China's top legislature on Thursday adopted an amendment to the Law on Workplace Safety, introducing heavier penalties for workplace safety violations, and also enhancing supervision over emerging business sectors.
Aside from tougher penalties, violators can be fined for each passing day they do not rectify the situation, according to the amendment, which was passed in a session of the 13th National People's Congress and will come into force on Sept 1.
Previously, for example, companies would be fined 20,000 yuan ($3,132) to 50,000 yuan if they failed to rectify a violation before the appointed deadline. Now, the same amounts will be imposed once a violation is found, and if not addressed in a timely fashion, could become much higher.
Guo Linmao, a member of the Legislative Affairs Commission of the NPC Standing Committee, said that authorities overseeing work safety could now choose to "impose the fine consecutively on a daily basis, starting from the second day of the date of ordered correction".
Previously, the maximum fine for a workplace accident stood at 20 million yuan. Now the upper limit has been lifted to 100 million yuan, said Song Yuanming, vice-minister of Emergency Management, during a news conference organized by the State Council Information Office on Friday.

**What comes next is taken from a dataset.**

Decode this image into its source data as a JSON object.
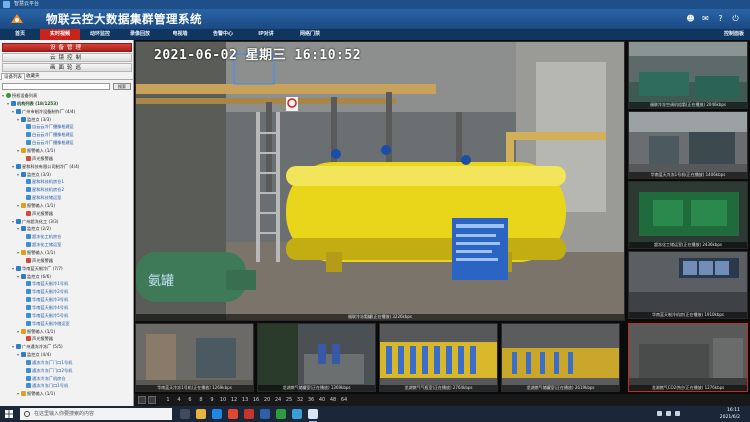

The amendment also adds provisions concerning changes to workplace safety regulations in emerging sectors, such as the platform or 'gig' economy.
According to the amendment, enterprises in emerging sectors must establish a responsibility system for workplace safety that covers everyone involved.
In cases where a business is not covered by a specific supervising authority, the amendment makes it possible for county and higher levels of governments to designate a government body to oversee work safety.
For example, the governance of Agritainment, a sector that has been gaining popularity across the country, is currently overseen by three government bodies; tourism, catering and rural affairs. The new provisions will prevent the three departments from passing responsibility for oversight to each other, ending what was previously a potential management loophole, Song said.
Enacted in 2002, the law has already been amended twice in 2009 and 2014.
Guo added that despite already playing a significant role in preventing workplace safety accidents and protecting lives and property, the modifications to the law are important, and will ensure that it meets new, higher workplace safety demands.
The amendment is especially necessary because the country has gained much experience in workplace safety governance, and has drawn many lessons from accidents in recent years, he said.